Tjandra Yoga Aditama: WHO Terbitkan Informasi Cepat tentang Obat Pencegah TBC
- Penulis : Satrio Arismunandar
- Minggu, 18 Februari 2024 04:35 WIB
ORBITINDONESIA.COM - Organisasi Kesehatan Dunia atau WHO menerbitkan Rapid Communication atau informasi cepat tentang obat pencegah Tuberkulosis atau TBC, dalam upaya menekan laju kasus secara global.
Informasi itu disampaikan mantan Direktur Penyakit Menular WHO Asia Tenggara, Profesor Tjandra Yoga Aditama melalui pesan singkat di Jakarta, Minggu, 18 Februari 2024.
"Ini suatu aspek yang menarik, karena biasanya kita hanya bicara tentang mengobati yang sudah jatuh sakit, tetapi kembali ditegaskan bahwa ada obat untuk mencegah Tuberkulosis," kata Tjandra Yoga Aditama tentang langkah WHO.
Baca Juga: Ganjar Live TikTok, Tanya Kesehatan Mental Kepada Anak Muda
Tjandra yang juga Guru Besar Pulmonologi dan Kedokteran Respirasi Fakultas Kedokteran Universitas Indonesia (FKUI) mengatakan, publikasi yang terbit pada 14 Februari 2024 itu mencantumkan lima hal terkait obat pencegah TBC.
Pertama, sekitar seperempat penduduk dunia sudah pernah terinfeksi kuman TBC, namun mereka belum tentu akan jatuh sakit, baik karena fenomena bakteri TBC yang bersifat dorman atau karena daya tahan tubuh yang lebih kuat.
"Berbagai penelitian menunjukkan bahwa sekitar 5--10 persen dari masyarakat yang terinfeksi TBC dapat jatuh sakit, dan utamanya penyakit akan muncul pada dua sampai lima tahun sesudah infeksi awal," katanya.
Baca Juga: Harus Waspada, Jerawat dan Bercak Merah Melebar Gara-gara Terpapar Produk Kesehatan Ilegal
Kedua, kata Tjandra, WHO secara jelas menyebutkan bukti ilmiah menunjukkan bahwa obat pencegah TBC (TB preventive treatment/TPT) pada mereka yang risiko tinggi akan secara progresif menurunkan risiko untuk penyakit TBC.
"Pada September 2023 di pertemuan dunia UN High Level Meeting on Tuberculosis disepakati komitmen untuk meningkatkan pengobatan pencegatan TBC sampai ke 45 juta orang. Indonesia harus jadi bagian dari pencapaian angka dunia ini, sementara cakupan kita saat ini masihlah rendah," katanya.

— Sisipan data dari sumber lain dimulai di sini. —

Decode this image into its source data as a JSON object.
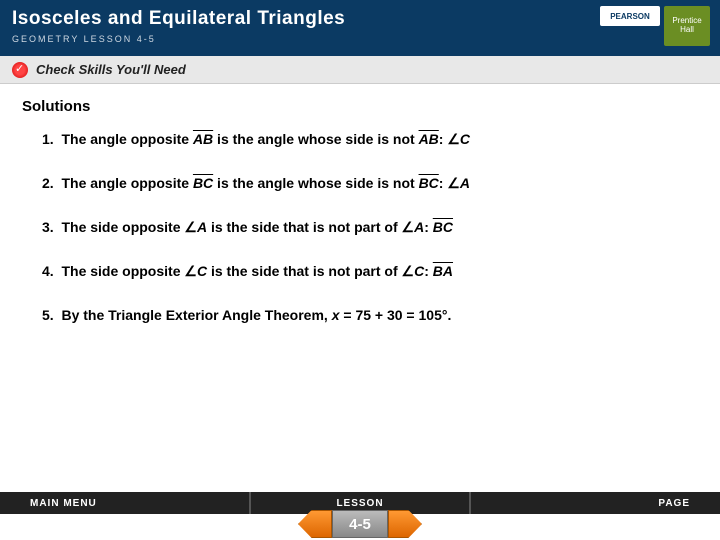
{
  "header": {
    "title": "Isosceles and Equilateral Triangles",
    "lesson_label": "GEOMETRY  LESSON 4-5",
    "logo_publisher": "PEARSON",
    "logo_brand_line1": "Prentice",
    "logo_brand_line2": "Hall"
  },
  "checkbar": {
    "text": "Check Skills You'll Need"
  },
  "content": {
    "heading": "Solutions",
    "items": [
      {
        "num": "1.",
        "pre": "The angle opposite ",
        "seg1": "AB",
        "mid": " is the angle whose side is not ",
        "seg2": "AB",
        "post": ": ",
        "ang": "∠",
        "ans": "C"
      },
      {
        "num": "2.",
        "pre": "The angle opposite ",
        "seg1": "BC",
        "mid": " is the angle whose side is not ",
        "seg2": "BC",
        "post": ": ",
        "ang": "∠",
        "ans": "A"
      },
      {
        "num": "3.",
        "pre": "The side opposite ",
        "ang1": "∠",
        "a1": "A",
        "mid": " is the side that is not part of ",
        "ang2": "∠",
        "a2": "A",
        "post": ": ",
        "segans": "BC"
      },
      {
        "num": "4.",
        "pre": "The side opposite ",
        "ang1": "∠",
        "a1": "C",
        "mid": " is the side that is not part of ",
        "ang2": "∠",
        "a2": "C",
        "post": ": ",
        "segans": "BA"
      },
      {
        "num": "5.",
        "text": "By the Triangle Exterior Angle Theorem, ",
        "var": "x",
        "rest": " = 75 + 30 = 105°."
      }
    ]
  },
  "footer": {
    "main_menu": "MAIN MENU",
    "lesson": "LESSON",
    "page": "PAGE",
    "pagenum": "4-5"
  }
}
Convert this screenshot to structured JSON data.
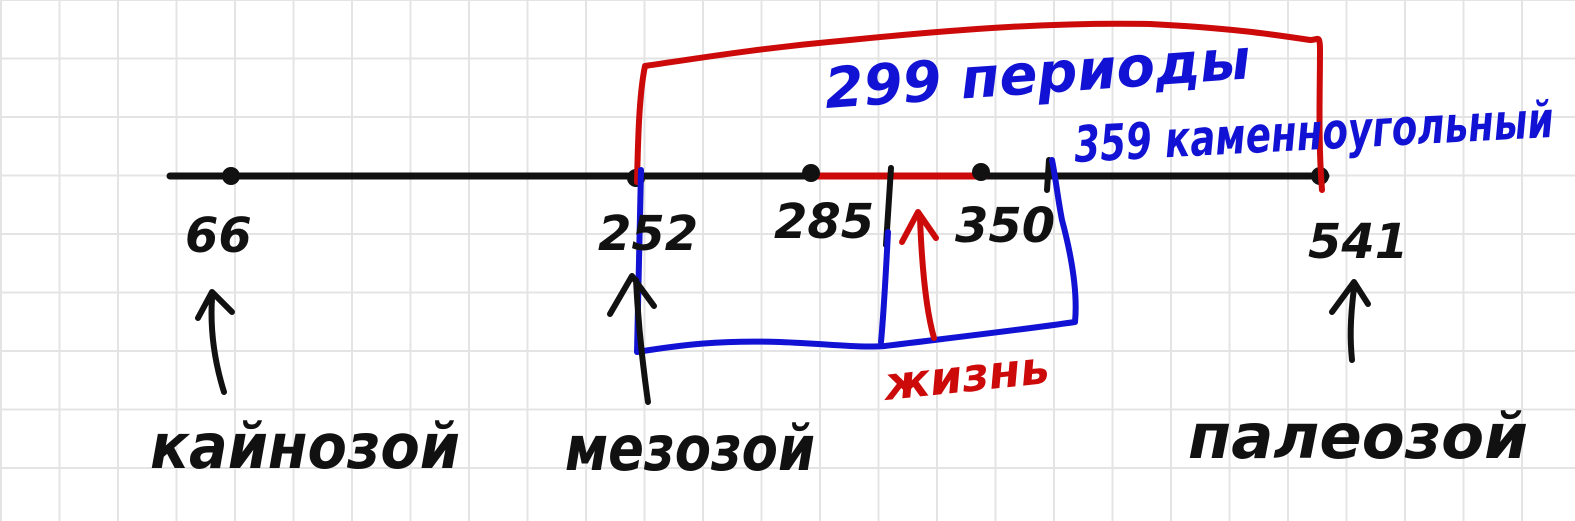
{
  "timeline": {
    "ticks": [
      {
        "value": "66"
      },
      {
        "value": "252"
      },
      {
        "value": "285"
      },
      {
        "value": "350"
      },
      {
        "value": "541"
      }
    ],
    "eras": [
      {
        "label": "кайнозой"
      },
      {
        "label": "мезозой"
      },
      {
        "label": "палеозой"
      }
    ]
  },
  "annotations": {
    "blue_top": "299 периоды",
    "blue_span": "359 каменноугольный",
    "red_bottom": "жизнь"
  },
  "colors": {
    "axis": "#111111",
    "blue": "#1212d4",
    "red": "#cc0a0a",
    "grid": "#e4e4e4"
  }
}
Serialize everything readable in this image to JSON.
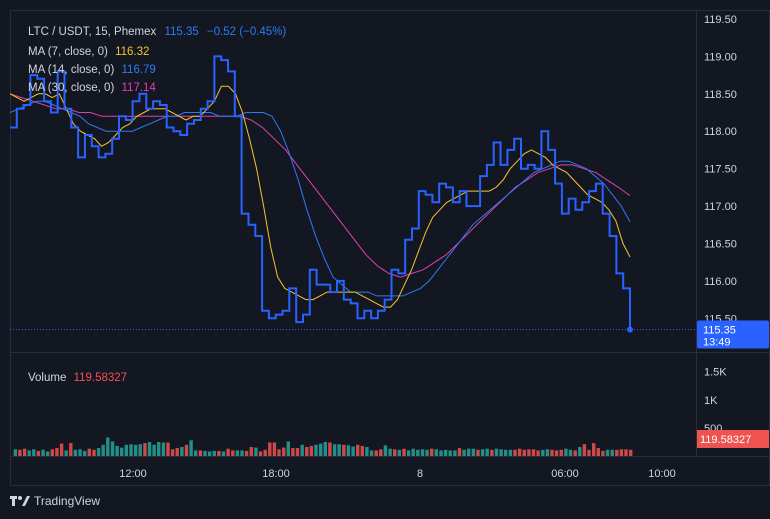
{
  "header": {
    "symbol": "LTC / USDT, 15, Phemex",
    "last": "115.35",
    "change": "−0.52 (−0.45%)",
    "ma7_label": "MA (7, close, 0)",
    "ma7_value": "116.32",
    "ma14_label": "MA (14, close, 0)",
    "ma14_value": "116.79",
    "ma30_label": "MA (30, close, 0)",
    "ma30_value": "117.14"
  },
  "volume_panel": {
    "label": "Volume",
    "value": "119.58327",
    "badge": "119.58327"
  },
  "price_badge": {
    "price": "115.35",
    "countdown": "13:49"
  },
  "footer": {
    "brand": "TradingView"
  },
  "colors": {
    "background": "#131722",
    "price_line": "#2962ff",
    "ma7": "#f7c52b",
    "ma14": "#2e7bf6",
    "ma30": "#e040b0",
    "vol_up": "#26a69a",
    "vol_down": "#ef5350"
  },
  "chart_data": [
    {
      "type": "line",
      "title": "LTC / USDT, 15, Phemex",
      "y_ticks": [
        "115.50",
        "116.00",
        "116.50",
        "117.00",
        "117.50",
        "118.00",
        "118.50",
        "119.00",
        "119.50"
      ],
      "x_ticks": [
        "12:00",
        "18:00",
        "8",
        "06:00",
        "10:00"
      ],
      "ylim": [
        115.05,
        119.62
      ],
      "series": [
        {
          "name": "Price",
          "step": true,
          "values": [
            118.05,
            118.3,
            118.35,
            118.75,
            118.7,
            118.4,
            118.25,
            118.8,
            118.3,
            118.05,
            117.65,
            117.95,
            117.8,
            117.65,
            117.7,
            117.9,
            118.2,
            118.15,
            118.4,
            118.5,
            118.3,
            118.4,
            118.35,
            118.05,
            118.0,
            117.95,
            118.1,
            118.15,
            118.3,
            118.4,
            119.0,
            118.95,
            118.8,
            118.2,
            116.9,
            116.75,
            116.6,
            115.6,
            115.5,
            115.55,
            115.6,
            115.9,
            115.45,
            115.55,
            116.15,
            115.95,
            115.95,
            115.85,
            116.0,
            115.75,
            115.7,
            115.5,
            115.6,
            115.5,
            115.6,
            115.75,
            116.15,
            116.1,
            116.55,
            116.7,
            117.2,
            117.15,
            117.05,
            117.3,
            117.25,
            117.05,
            117.2,
            117.0,
            117.0,
            117.4,
            117.55,
            117.85,
            117.55,
            117.75,
            117.9,
            117.5,
            117.55,
            117.5,
            118.0,
            117.75,
            117.3,
            116.9,
            117.1,
            116.95,
            117.05,
            117.2,
            117.3,
            116.9,
            116.6,
            116.1,
            115.9,
            115.35
          ]
        },
        {
          "name": "MA (7, close, 0)",
          "values": [
            118.5,
            118.45,
            118.4,
            118.45,
            118.5,
            118.5,
            118.45,
            118.5,
            118.3,
            118.1,
            118.0,
            117.95,
            117.9,
            117.8,
            117.85,
            117.95,
            118.05,
            118.1,
            118.2,
            118.25,
            118.3,
            118.3,
            118.3,
            118.25,
            118.2,
            118.15,
            118.2,
            118.2,
            118.3,
            118.4,
            118.6,
            118.6,
            118.5,
            118.25,
            117.9,
            117.5,
            117.0,
            116.45,
            116.05,
            115.9,
            115.85,
            115.8,
            115.75,
            115.75,
            115.8,
            115.85,
            115.85,
            115.85,
            115.85,
            115.85,
            115.8,
            115.75,
            115.7,
            115.65,
            115.65,
            115.75,
            115.95,
            116.15,
            116.4,
            116.65,
            116.85,
            116.95,
            117.05,
            117.1,
            117.15,
            117.2,
            117.2,
            117.2,
            117.2,
            117.25,
            117.35,
            117.5,
            117.6,
            117.7,
            117.75,
            117.7,
            117.65,
            117.55,
            117.5,
            117.45,
            117.35,
            117.25,
            117.15,
            117.1,
            117.05,
            116.95,
            116.8,
            116.5,
            116.32
          ]
        },
        {
          "name": "MA (14, close, 0)",
          "values": [
            118.25,
            118.3,
            118.35,
            118.4,
            118.4,
            118.35,
            118.3,
            118.25,
            118.2,
            118.1,
            118.05,
            118.0,
            118.0,
            118.0,
            118.0,
            118.05,
            118.1,
            118.15,
            118.2,
            118.2,
            118.25,
            118.25,
            118.25,
            118.25,
            118.2,
            118.2,
            118.2,
            118.25,
            118.25,
            118.25,
            118.2,
            118.0,
            117.7,
            117.35,
            116.95,
            116.6,
            116.3,
            116.05,
            115.95,
            115.85,
            115.85,
            115.85,
            115.8,
            115.8,
            115.8,
            115.8,
            115.85,
            115.9,
            116.0,
            116.15,
            116.3,
            116.45,
            116.6,
            116.75,
            116.85,
            116.95,
            117.05,
            117.15,
            117.25,
            117.35,
            117.45,
            117.5,
            117.55,
            117.6,
            117.6,
            117.55,
            117.5,
            117.4,
            117.3,
            117.15,
            117.0,
            116.79
          ]
        },
        {
          "name": "MA (30, close, 0)",
          "values": [
            118.5,
            118.45,
            118.4,
            118.35,
            118.3,
            118.3,
            118.25,
            118.25,
            118.2,
            118.2,
            118.2,
            118.2,
            118.2,
            118.2,
            118.2,
            118.2,
            118.2,
            118.2,
            118.2,
            118.2,
            118.2,
            118.15,
            118.05,
            117.9,
            117.75,
            117.55,
            117.35,
            117.15,
            116.95,
            116.75,
            116.55,
            116.35,
            116.2,
            116.1,
            116.05,
            116.1,
            116.15,
            116.25,
            116.35,
            116.5,
            116.65,
            116.8,
            116.95,
            117.1,
            117.25,
            117.35,
            117.45,
            117.5,
            117.55,
            117.55,
            117.5,
            117.45,
            117.35,
            117.25,
            117.14
          ]
        }
      ]
    },
    {
      "type": "bar",
      "title": "Volume",
      "y_ticks": [
        "500",
        "1K",
        "1.5K"
      ],
      "ylim": [
        0,
        1620
      ],
      "colors": [
        "g",
        "r",
        "r",
        "g",
        "g",
        "r",
        "g",
        "g",
        "r",
        "r",
        "r",
        "g",
        "r",
        "g",
        "g",
        "g",
        "r",
        "r",
        "g",
        "g",
        "g",
        "g",
        "g",
        "g",
        "g",
        "g",
        "g",
        "g",
        "r",
        "g",
        "g",
        "g",
        "g",
        "r",
        "r",
        "r",
        "g",
        "r",
        "g",
        "g",
        "r",
        "g",
        "g",
        "g",
        "r",
        "g",
        "r",
        "r",
        "g",
        "g",
        "r",
        "r",
        "g",
        "r",
        "r",
        "r",
        "r",
        "r",
        "r",
        "g",
        "r",
        "r",
        "g",
        "r",
        "r",
        "g",
        "g",
        "g",
        "r",
        "g",
        "g",
        "r",
        "g",
        "g",
        "r",
        "r",
        "g",
        "g",
        "r",
        "r",
        "g",
        "g",
        "r",
        "g",
        "r",
        "g",
        "g",
        "g",
        "g",
        "g",
        "r",
        "g",
        "g",
        "g",
        "g",
        "g",
        "r",
        "g",
        "g",
        "g",
        "r",
        "g",
        "g",
        "r",
        "g",
        "g",
        "g",
        "g",
        "r",
        "r",
        "r",
        "r",
        "r",
        "r",
        "g",
        "g",
        "r",
        "r",
        "r",
        "g",
        "g",
        "r",
        "g",
        "r",
        "r",
        "r",
        "r",
        "r",
        "g",
        "g",
        "r",
        "r",
        "r",
        "r"
      ],
      "values": [
        120,
        110,
        130,
        100,
        120,
        90,
        110,
        80,
        120,
        140,
        220,
        100,
        230,
        110,
        120,
        90,
        130,
        110,
        140,
        200,
        330,
        260,
        180,
        150,
        200,
        210,
        200,
        210,
        230,
        250,
        200,
        250,
        240,
        240,
        120,
        140,
        160,
        200,
        280,
        100,
        100,
        90,
        80,
        90,
        90,
        80,
        130,
        100,
        100,
        100,
        90,
        160,
        150,
        80,
        110,
        240,
        240,
        120,
        150,
        260,
        140,
        140,
        200,
        160,
        180,
        200,
        220,
        250,
        240,
        210,
        210,
        200,
        190,
        170,
        200,
        180,
        160,
        100,
        100,
        120,
        190,
        130,
        120,
        110,
        130,
        100,
        130,
        110,
        120,
        110,
        130,
        120,
        100,
        110,
        100,
        100,
        140,
        110,
        130,
        130,
        110,
        120,
        130,
        110,
        130,
        120,
        110,
        110,
        110,
        130,
        110,
        120,
        120,
        100,
        110,
        120,
        110,
        100,
        110,
        130,
        110,
        100,
        160,
        210,
        110,
        230,
        140,
        90,
        110,
        110,
        110,
        120,
        120,
        110
      ]
    }
  ]
}
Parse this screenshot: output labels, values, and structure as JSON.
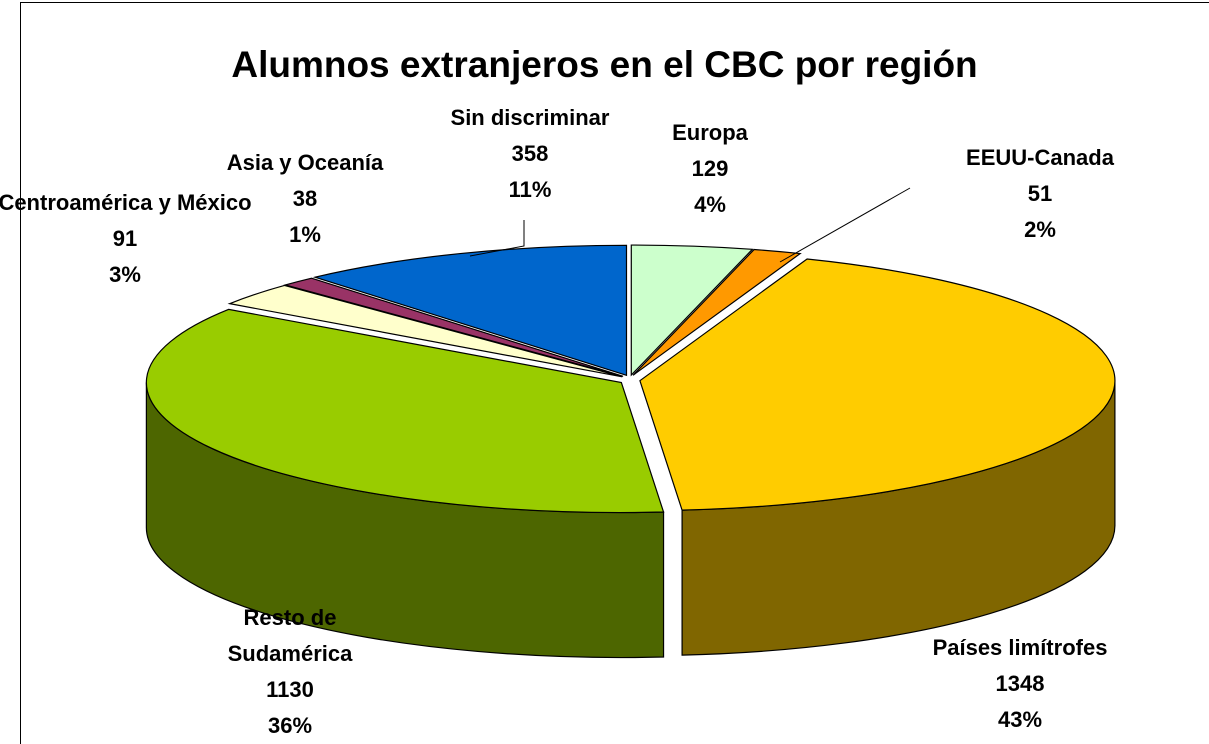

Hal ketiga dalam publikasi itu disebutkan bahwa WHO merekomendasikan penggunaan obat levofloxacin selama 6 bulan, khusus untuk pengobatan pencegahan TBC untuk mereka yang kontak dengan pasien TBC dengan resistensi berganda atau resistensi rifampisin (MDR/RR-TB).
"Ini sejalan dengan hasil penelitian terbaru dari Afrika Selatan dan Vietnam. Tentu akan bagus kalau di masa datang hasil penelitian Indonesia juga akan dapat jadi acuan dunia juga," katanya.